- Battle of Naas: Part of the Irish Rebellion
| Date | 24 May 1798 |
| Location | Naas, County Kildare |
| Result | Anglo-Irish victory |

Belligerents
- Irish Republic United Irishmen; Defenders;: British Ireland

Commanders and leaders
- Michael Reynolds: Unknown

Strength
- 1,000: 250

Casualties and losses
- ~135 killed: ~25 killed

= Battle of Naas =

1798 battle of the United Irish Rebellion

The Battle of Naas took place in Ireland on 24 May 1798.

==Background==
One of the first engagements of the 1798 rebellion, a force of over 1,000 rebels, led by Michael Reynolds attacked Naas, the strongest Crown garrison in County Kildare, following the successful mobilisation of United Irishmen, Defenders and rebels throughout county Kildare on the night of 23 May. The garrison at Naas numbered approximately 250 men, supplemented by a number of local yeomen, some of whom had already deserted to the rebels. Importantly, the defenders had some cannon.

==Attack==
The rebel attack was launched from three directions at around 2:30 a.m and achieved a degree of surprise, driving the garrison back to a barricade outside the jail, on a slight hill at the centre of the town's main street. Rebel assaults on the barricade were eventually beaten back when the military managed to bring two artillery pieces to bear, firing at close range into the mass of rebels advancing on the then jail from the north.

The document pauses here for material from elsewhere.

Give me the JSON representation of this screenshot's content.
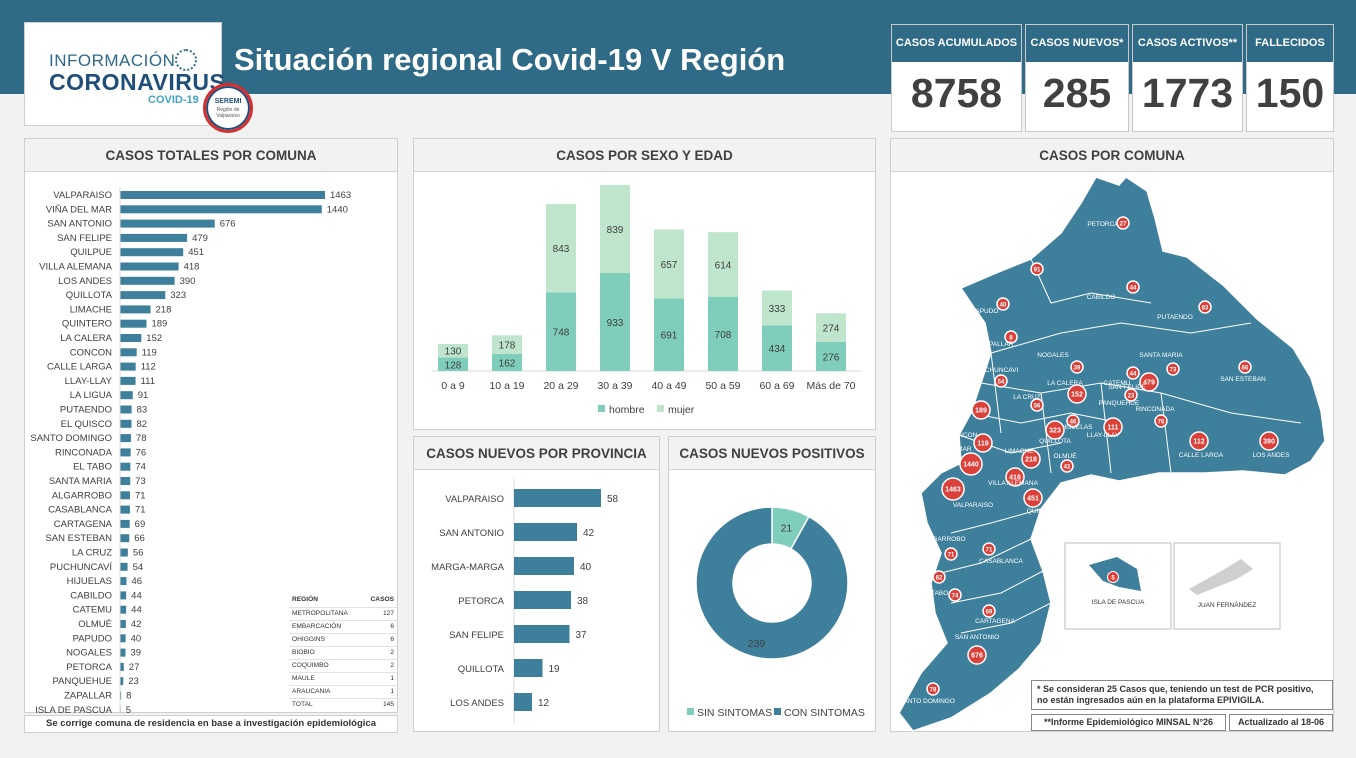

Hemmed in by buildings, the rebels could not manoeuver, and cavalry were sent in to take advantage of the confusion. The rebels then began to retreat and the bulk of their casualties, about 135, were inflicted at this stage for the loss of about 25 of the military.

On the same night the Battle of Prosperous about 6 miles north of Naas resulted in a rebel success.